The advanced settings dialog allows you to set some of the same attributes that you can set in Windows without having to open start\printers\ etc. To change the advanced settings, select the queue and click the Edit button. The dialog will enter “edit mode”. Click the “Advanced” button.
This will assign a default priority to the output queue. This will be overridden, however, by the priority setting of the individual pages.
The driver used makes little difference on an output queue. The jobs (pages) arrive here already rasterized and ready to send directly to the printer. The driver does nothing but pass the data through to the output port. In some rare cases, it is advantageous to use the printer’s native driver as the driver for the output queue.
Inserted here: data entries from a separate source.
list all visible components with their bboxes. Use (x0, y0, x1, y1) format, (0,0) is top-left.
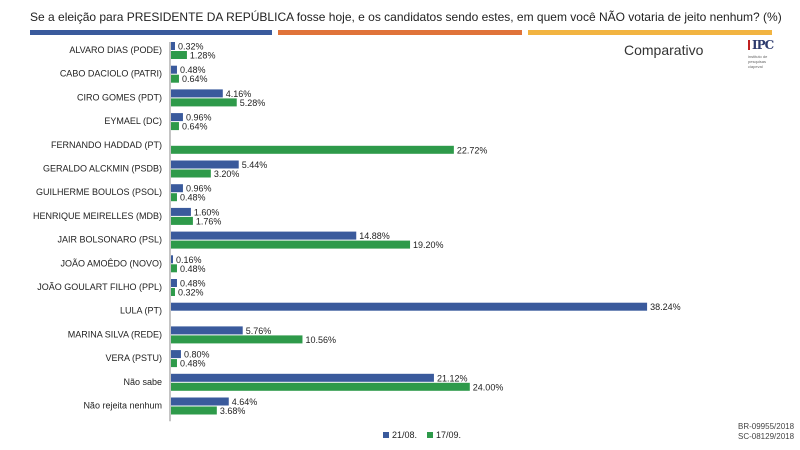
bar-series-1 (171, 255, 173, 264)
bar-series-2 (171, 74, 179, 83)
category-label: ALVARO DIAS (PODE) (69, 45, 162, 55)
category-label: EYMAEL (DC) (104, 116, 162, 126)
data-label-series-2: 0.48% (180, 264, 206, 274)
legend-label-series-2: 17/09. (436, 430, 462, 440)
data-label-series-1: 0.80% (184, 350, 210, 360)
data-label-series-2: 24.00% (473, 382, 504, 392)
category-label: LULA (PT) (120, 306, 162, 316)
accent-stripe-blue (30, 30, 272, 35)
bar-series-2 (171, 51, 187, 59)
bar-series-1 (171, 65, 177, 74)
chart-subtitle: Comparativo (624, 42, 704, 58)
category-label: GERALDO ALCKMIN (PSDB) (43, 164, 162, 174)
bar-chart: ALVARO DIAS (PODE) 0.32%1.28%CABO DACIOLO… (33, 42, 681, 422)
registration-codes: BR-09955/2018 SC-08129/2018 (738, 422, 794, 442)
bar-series-2 (171, 122, 179, 131)
bar-series-2 (171, 216, 193, 225)
bar-series-1 (171, 42, 175, 50)
category-label: HENRIQUE MEIRELLES (MDB) (33, 211, 162, 221)
data-label-series-1: 38.24% (650, 302, 681, 312)
bar-series-1 (171, 160, 239, 169)
data-label-series-1: 4.16% (226, 89, 252, 99)
bar-series-2 (171, 382, 470, 391)
data-label-series-1: 0.96% (186, 113, 212, 123)
bar-series-2 (171, 264, 177, 273)
data-label-series-2: 10.56% (305, 335, 336, 345)
data-label-series-1: 5.76% (246, 326, 272, 336)
category-label: JAIR BOLSONARO (PSL) (57, 235, 162, 245)
bar-series-1 (171, 113, 183, 122)
legend-swatch-series-2 (427, 432, 434, 438)
legend: 21/08. 17/09. (383, 430, 461, 440)
category-label: CIRO GOMES (PDT) (77, 92, 162, 102)
data-label-series-1: 5.44% (242, 160, 268, 170)
bar-series-2 (171, 359, 177, 368)
bar-series-2 (171, 240, 411, 249)
bar-series-1 (171, 207, 191, 216)
data-label-series-2: 0.48% (180, 193, 206, 203)
category-label: JOÃO AMOÊDO (NOVO) (60, 258, 162, 268)
category-label: CABO DACIOLO (PATRI) (60, 69, 162, 79)
category-label: JOÃO GOULART FILHO (PPL) (37, 282, 162, 292)
accent-stripe-yellow (528, 30, 772, 35)
data-label-series-1: 0.16% (176, 255, 202, 265)
bar-series-2 (171, 98, 237, 107)
logo-text: IPC (752, 38, 774, 52)
bar-series-1 (171, 350, 181, 359)
data-label-series-1: 0.32% (178, 42, 204, 52)
legend-item-series-1: 21/08. (383, 430, 417, 440)
data-label-series-2: 1.28% (190, 51, 216, 61)
logo-subtext: instituto de pesquisas ciapeval (748, 54, 768, 69)
bar-series-2 (171, 406, 217, 415)
data-label-series-1: 14.88% (359, 231, 390, 241)
category-label: Não sabe (123, 377, 162, 387)
legend-swatch-series-1 (383, 432, 389, 438)
bar-series-2 (171, 169, 211, 178)
ipc-logo: IPC instituto de pesquisas ciapeval (748, 38, 778, 72)
bar-series-1 (171, 89, 223, 98)
data-label-series-2: 19.20% (413, 240, 444, 250)
data-label-series-1: 0.48% (180, 279, 206, 289)
data-label-series-2: 3.68% (220, 406, 246, 416)
accent-stripe-orange (278, 30, 522, 35)
bar-series-1 (171, 326, 243, 335)
category-label: GUILHERME BOULOS (PSOL) (36, 187, 162, 197)
data-label-series-1: 4.64% (232, 397, 258, 407)
registration-code-br: BR-09955/2018 (738, 422, 795, 431)
bar-series-1 (171, 231, 357, 240)
registration-code-sc: SC-08129/2018 (738, 432, 795, 441)
data-label-series-1: 1.60% (194, 207, 220, 217)
data-label-series-1: 0.96% (186, 184, 212, 194)
bar-series-1 (171, 373, 434, 382)
data-label-series-2: 22.72% (457, 145, 488, 155)
data-label-series-2: 0.64% (182, 122, 208, 132)
bar-series-1 (171, 397, 229, 406)
data-label-series-2: 1.76% (196, 216, 222, 226)
bar-series-1 (171, 279, 177, 287)
legend-item-series-2: 17/09. (427, 430, 461, 440)
data-label-series-2: 0.32% (178, 288, 204, 298)
chart-title: Se a eleição para PRESIDENTE DA REPÚBLIC… (30, 10, 782, 24)
bar-series-2 (171, 335, 303, 344)
bar-series-2 (171, 145, 454, 154)
data-label-series-2: 5.28% (240, 98, 266, 108)
data-label-series-2: 0.48% (180, 359, 206, 369)
bar-series-1 (171, 184, 183, 193)
bar-series-2 (171, 288, 175, 296)
category-label: MARINA SILVA (REDE) (68, 329, 162, 339)
data-label-series-2: 0.64% (182, 74, 208, 84)
bar-series-1 (171, 302, 648, 311)
legend-label-series-1: 21/08. (392, 430, 418, 440)
bar-series-2 (171, 193, 177, 202)
category-label: VERA (PSTU) (105, 353, 162, 363)
category-label: Não rejeita nenhum (83, 401, 162, 411)
data-label-series-2: 3.20% (214, 169, 240, 179)
category-label: FERNANDO HADDAD (PT) (51, 140, 162, 150)
data-label-series-1: 0.48% (180, 65, 206, 75)
data-label-series-1: 21.12% (437, 373, 468, 383)
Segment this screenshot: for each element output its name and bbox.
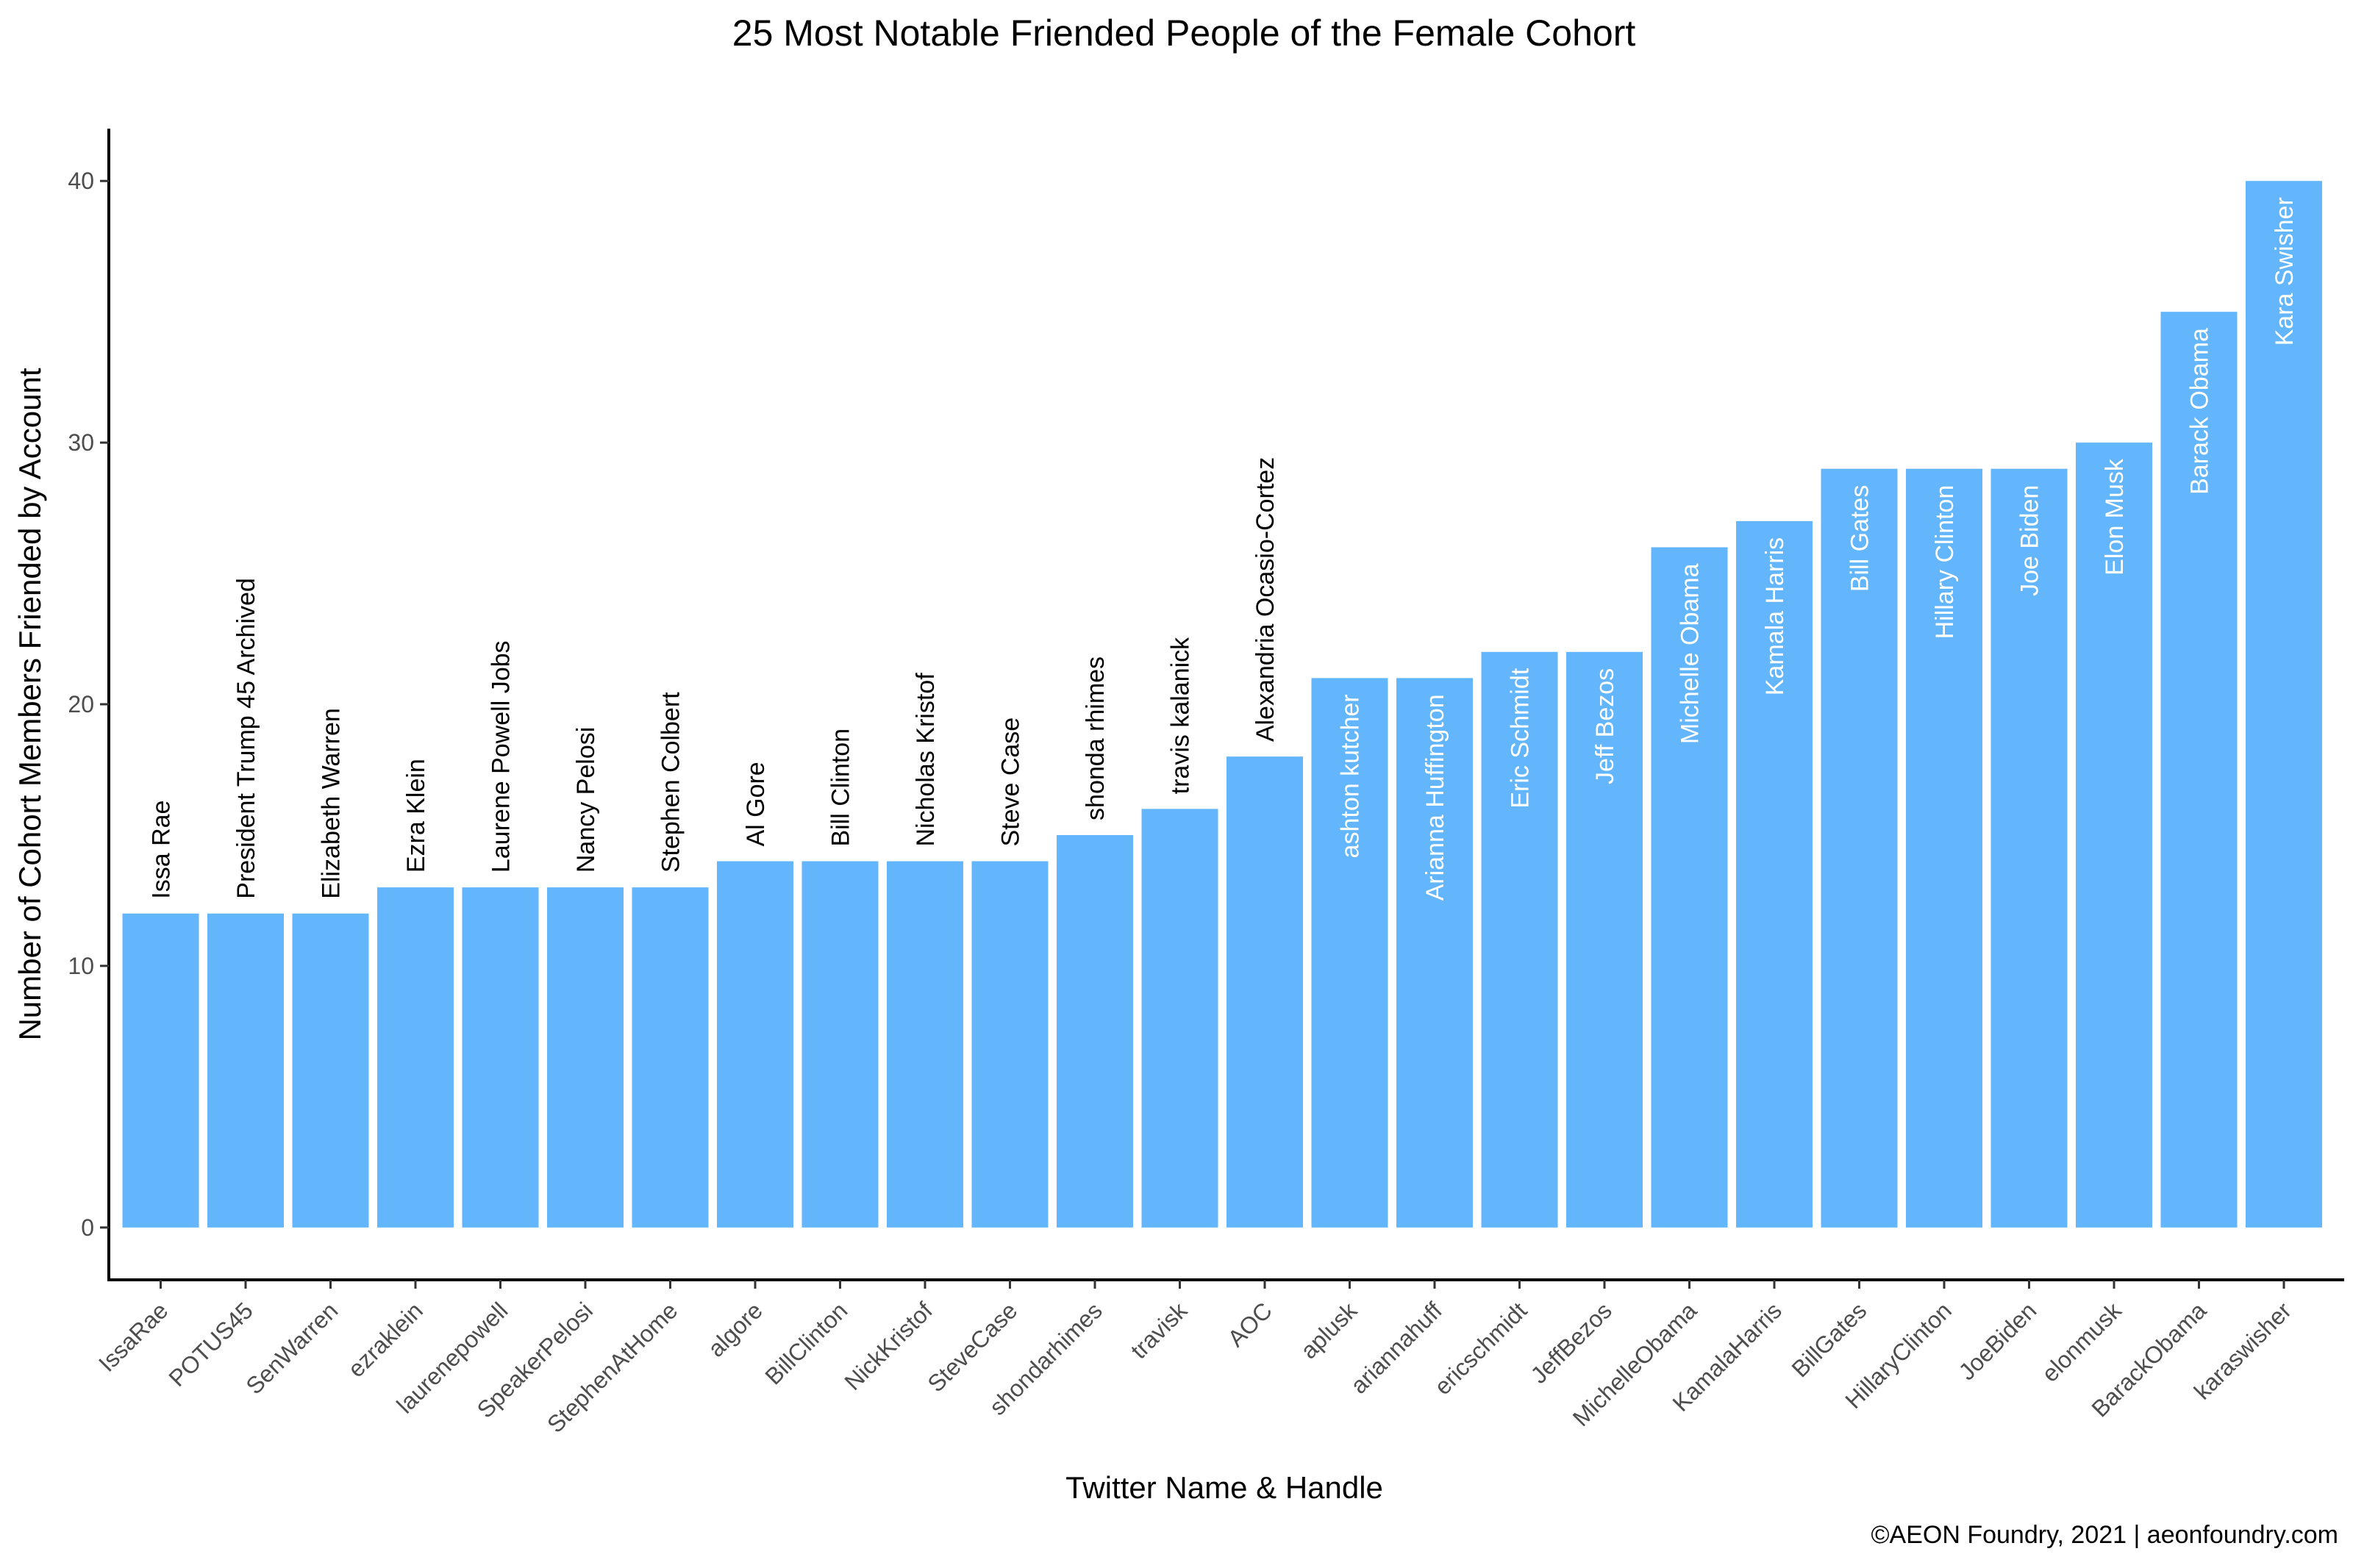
bar-POTUS45 bbox=[207, 913, 284, 1228]
bar-label-JoeBiden: Joe Biden bbox=[2016, 485, 2044, 596]
bar-IssaRae bbox=[122, 913, 199, 1228]
bar-label-laurenepowell: Laurene Powell Jobs bbox=[488, 640, 515, 873]
bar-ezraklein bbox=[377, 887, 454, 1228]
y-ticks-group: 0 10 20 30 40 bbox=[68, 168, 109, 1241]
bar-BarackObama bbox=[2160, 312, 2238, 1228]
bar-SpeakerPelosi bbox=[547, 887, 624, 1228]
y-tick-label-20: 20 bbox=[68, 691, 94, 717]
bar-label-SteveCase: Steve Case bbox=[997, 717, 1025, 847]
y-tick-label-0: 0 bbox=[81, 1214, 94, 1241]
bar-label-IssaRae: Issa Rae bbox=[148, 801, 176, 899]
bar-label-StephenAtHome: Stephen Colbert bbox=[657, 692, 685, 873]
bar-aplusk bbox=[1311, 678, 1388, 1228]
bar-SteveCase bbox=[971, 861, 1049, 1228]
bar-NickKristof bbox=[887, 861, 963, 1228]
bar-HillaryClinton bbox=[1906, 468, 1982, 1228]
bar-algore bbox=[717, 861, 793, 1228]
bar-label-MichelleObama: Michelle Obama bbox=[1677, 563, 1704, 744]
bar-BillGates bbox=[1821, 468, 1898, 1228]
bar-label-travisk: travis kalanick bbox=[1167, 637, 1195, 795]
bar-label-POTUS45: President Trump 45 Archived bbox=[232, 578, 260, 899]
bar-label-shondarhimes: shonda rhimes bbox=[1082, 656, 1110, 820]
bar-label-algore: Al Gore bbox=[742, 762, 770, 846]
bar-StephenAtHome bbox=[632, 887, 709, 1228]
bar-karaswisher bbox=[2246, 181, 2322, 1228]
bar-KamalaHarris bbox=[1736, 520, 1813, 1228]
y-axis-title: Number of Cohort Members Friended by Acc… bbox=[13, 368, 47, 1040]
chart-caption: ©AEON Foundry, 2021 | aeonfoundry.com bbox=[1871, 1521, 2338, 1549]
chart-title: 25 Most Notable Friended People of the F… bbox=[732, 12, 1636, 54]
bar-label-BillGates: Bill Gates bbox=[1846, 485, 1874, 593]
bar-label-BillClinton: Bill Clinton bbox=[827, 728, 855, 847]
bar-laurenepowell bbox=[462, 887, 539, 1228]
bar-label-AOC: Alexandria Ocasio-Cortez bbox=[1252, 457, 1279, 742]
bars-group bbox=[122, 181, 2322, 1228]
bar-MichelleObama bbox=[1651, 547, 1728, 1228]
bar-AOC bbox=[1227, 756, 1303, 1228]
bar-JoeBiden bbox=[1990, 468, 2068, 1228]
y-tick-label-40: 40 bbox=[68, 168, 94, 194]
bar-label-elonmusk: Elon Musk bbox=[2101, 458, 2129, 576]
bar-label-KamalaHarris: Kamala Harris bbox=[1761, 537, 1789, 695]
bar-label-ariannahuff: Arianna Huffington bbox=[1421, 694, 1449, 901]
bar-label-BarackObama: Barack Obama bbox=[2186, 328, 2214, 495]
bar-label-HillaryClinton: Hillary Clinton bbox=[1931, 485, 1959, 640]
bar-SenWarren bbox=[292, 913, 369, 1228]
bar-label-karaswisher: Kara Swisher bbox=[2271, 197, 2299, 346]
bar-ariannahuff bbox=[1396, 678, 1473, 1228]
bar-label-ezraklein: Ezra Klein bbox=[402, 759, 430, 873]
y-tick-label-30: 30 bbox=[68, 429, 94, 456]
bar-BillClinton bbox=[801, 861, 879, 1228]
bar-label-SpeakerPelosi: Nancy Pelosi bbox=[572, 727, 600, 873]
bar-JeffBezos bbox=[1566, 651, 1643, 1228]
bar-shondarhimes bbox=[1057, 834, 1133, 1228]
bar-labels-group: Issa Rae President Trump 45 Archived Eliza… bbox=[148, 197, 2299, 901]
bar-label-SenWarren: Elizabeth Warren bbox=[318, 708, 346, 899]
bar-elonmusk bbox=[2076, 443, 2152, 1228]
y-tick-label-10: 10 bbox=[68, 953, 94, 979]
bar-label-JeffBezos: Jeff Bezos bbox=[1591, 668, 1619, 784]
bar-travisk bbox=[1141, 809, 1218, 1228]
bar-label-ericschmidt: Eric Schmidt bbox=[1507, 667, 1535, 808]
x-axis-title: Twitter Name & Handle bbox=[1065, 1470, 1383, 1505]
bar-label-NickKristof: Nicholas Kristof bbox=[912, 673, 940, 847]
bar-ericschmidt bbox=[1481, 651, 1558, 1228]
bar-label-aplusk: ashton kutcher bbox=[1337, 694, 1365, 858]
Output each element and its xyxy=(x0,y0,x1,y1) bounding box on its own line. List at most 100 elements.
Most of the time, however, this setting is irrelevant.
This enables page spooling. If this is not selected, the data is sent directly to the output port and the “start printing after page is spooled” and “start printing immediately” features are disabled. It is preferable to have this selected.
When selected, Windows will not start sending the page data to the printer until the entire page has been spooled.
When selected, Windows will start sending page data to the printer as soon as the page starts to spool.
When selected, Windows will not spool page data to disk. It will send the data directly to the output port. This is discouraged.
After the page is printed, it remains in the output queue with a status of “Printed”. This is handy for re-printing pages by just issuing a “restart” from the output queue dialog or the “Pages Being Printed” queue. NOTE: This must be set in order for the Production Run feature to function.
Care must be used when deleting an output queue. If there are hot folder configurations using an output queue and this queue is deleted without first changing the hot folder configuration, the hot folder mechanism will pick the first available output queue at print-time instead. The pages might end up going to the wrong port. Before deleting an output queue, be sure no hot folders are using it.
To delete an output queue, just select it’s name and click the Delete button.
To add a new output queue, click the “Create New” button. The dialog will go into “edit mode”. Select the name,
port and any advanced options you wish and click Apply. NOTE: When setting advanced options it is necessary to click Apply when exiting the Advanced menu and then again to save the new output queue.